Carina Robinson
Strategy and Innovation Manager, BaptistCare NSW&ACT

Biography

Carina is a strategic leader with over 20 years’ of experience in health and social care, where she spent a decade in client facing roles before transitioning to teaching and senior leadership. Carina has contributed to the design of health and community services qualifications as a member of the national Technical Advisory Committee for Case Management and founding Chair of the National Technical and Further Education Commission Aged Care Taskforce. She is a Fellow and Certified Practicing Case Manager with the Case Management Society of Australia, Associate Fellow with the Australasian College of Health Service Management, Chair of ACCPA’s NSW/ACT Home and Community Care Forum and was an Ambassador with LASA’s NextGen Program.

Carina currently leads Strategy and Innovation with one of Australia’s largest home care providers, BaptistCare at home.

The Art of Care Management: Deciphering the black box of home care’s most complex service and implications for system design.

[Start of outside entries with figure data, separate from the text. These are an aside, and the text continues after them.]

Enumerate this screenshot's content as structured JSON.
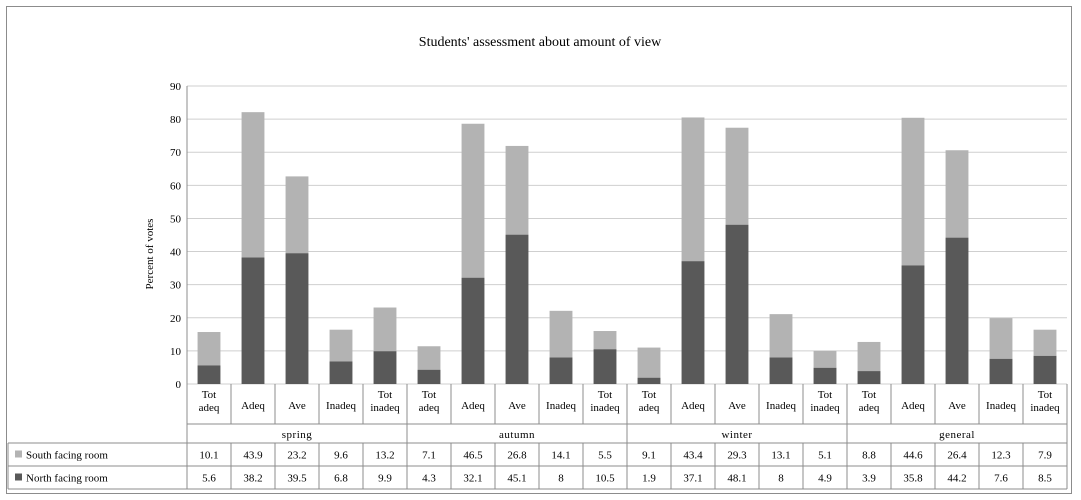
{
  "chart_data": {
    "type": "bar",
    "stacked": true,
    "title": "Students' assessment about amount of view",
    "ylabel": "Percent of votes",
    "ylim": [
      0,
      90
    ],
    "yticks": [
      "0",
      "10",
      "20",
      "30",
      "40",
      "50",
      "60",
      "70",
      "80",
      "90"
    ],
    "grid": true,
    "legend_placement": "data-table",
    "groups": [
      {
        "label": "spring",
        "categories": [
          {
            "line1": "Tot",
            "line2": "adeq"
          },
          {
            "line1": "Adeq",
            "line2": ""
          },
          {
            "line1": "Ave",
            "line2": ""
          },
          {
            "line1": "Inadeq",
            "line2": ""
          },
          {
            "line1": "Tot",
            "line2": "inadeq"
          }
        ]
      },
      {
        "label": "autumn",
        "categories": [
          {
            "line1": "Tot",
            "line2": "adeq"
          },
          {
            "line1": "Adeq",
            "line2": ""
          },
          {
            "line1": "Ave",
            "line2": ""
          },
          {
            "line1": "Inadeq",
            "line2": ""
          },
          {
            "line1": "Tot",
            "line2": "inadeq"
          }
        ]
      },
      {
        "label": "winter",
        "categories": [
          {
            "line1": "Tot",
            "line2": "adeq"
          },
          {
            "line1": "Adeq",
            "line2": ""
          },
          {
            "line1": "Ave",
            "line2": ""
          },
          {
            "line1": "Inadeq",
            "line2": ""
          },
          {
            "line1": "Tot",
            "line2": "inadeq"
          }
        ]
      },
      {
        "label": "general",
        "categories": [
          {
            "line1": "Tot",
            "line2": "adeq"
          },
          {
            "line1": "Adeq",
            "line2": ""
          },
          {
            "line1": "Ave",
            "line2": ""
          },
          {
            "line1": "Inadeq",
            "line2": ""
          },
          {
            "line1": "Tot",
            "line2": "inadeq"
          }
        ]
      }
    ],
    "series": [
      {
        "name": "South facing room",
        "color": "#b3b3b3",
        "values": [
          "10.1",
          "43.9",
          "23.2",
          "9.6",
          "13.2",
          "7.1",
          "46.5",
          "26.8",
          "14.1",
          "5.5",
          "9.1",
          "43.4",
          "29.3",
          "13.1",
          "5.1",
          "8.8",
          "44.6",
          "26.4",
          "12.3",
          "7.9"
        ]
      },
      {
        "name": "North facing room",
        "color": "#595959",
        "values": [
          "5.6",
          "38.2",
          "39.5",
          "6.8",
          "9.9",
          "4.3",
          "32.1",
          "45.1",
          "8",
          "10.5",
          "1.9",
          "37.1",
          "48.1",
          "8",
          "4.9",
          "3.9",
          "35.8",
          "44.2",
          "7.6",
          "8.5"
        ]
      }
    ],
    "stack_order_bottom_to_top": [
      "North facing room",
      "South facing room"
    ]
  }
}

Home Care reform foreshadows significant change for care management services in Australia. High quality care management is broadly acknowledged as fundamental in optimising outcomes for older people, as well as being a key enabler of wider system benefits. However many of the activities of care management are hidden from view, or spread across a variety of roles, securing its place as the mysterious black box of home care delivery.
The Australian Government is proposing sweeping changes to the way care management will be funded and delivered in the future. Home care providers and government alike have been hindered by a lack of standardised approaches, terminology and workforce skilling to scaffold the delivery of care management services for older people living in the community. This has resulted in limited shared understanding between funding bodies, policy makers, service users and service providers about the potential benefits care management offers to individuals, populations and the broader health and social care systems.

BaptistCare has strongly advocated that quality care management is crucial in delaying decline, preserving independence, and helping older people remain living at home. We continue to call for policy and pricing that authentically reflect the true value and range of care management activities undertaken by home care providers. In a positive step forward, policy makers are now looking to providers for more insight, giving a valuable opportunity to influence the future model. However, there is currently very limited information about what these activities look like in practice, how long they take and the skills of those providing them.

To help fill this gap, in August 2023 BaptistCare at home completed a care management study including all multidisciplinary employees contributing skills and expertise to the care management process. Information was collected through a Workforce Skills Survey and a time-task data capture where employees were asked to self-report daily care management activity for a two-week period.
In this session we provide an overview of our deep dive analysis of care management practice within one of Australia’s largest home care providers, the significance of the findings, and implications both for the future of home care design and in optimising our organisational readiness to successfully transition to the new model in July 2025.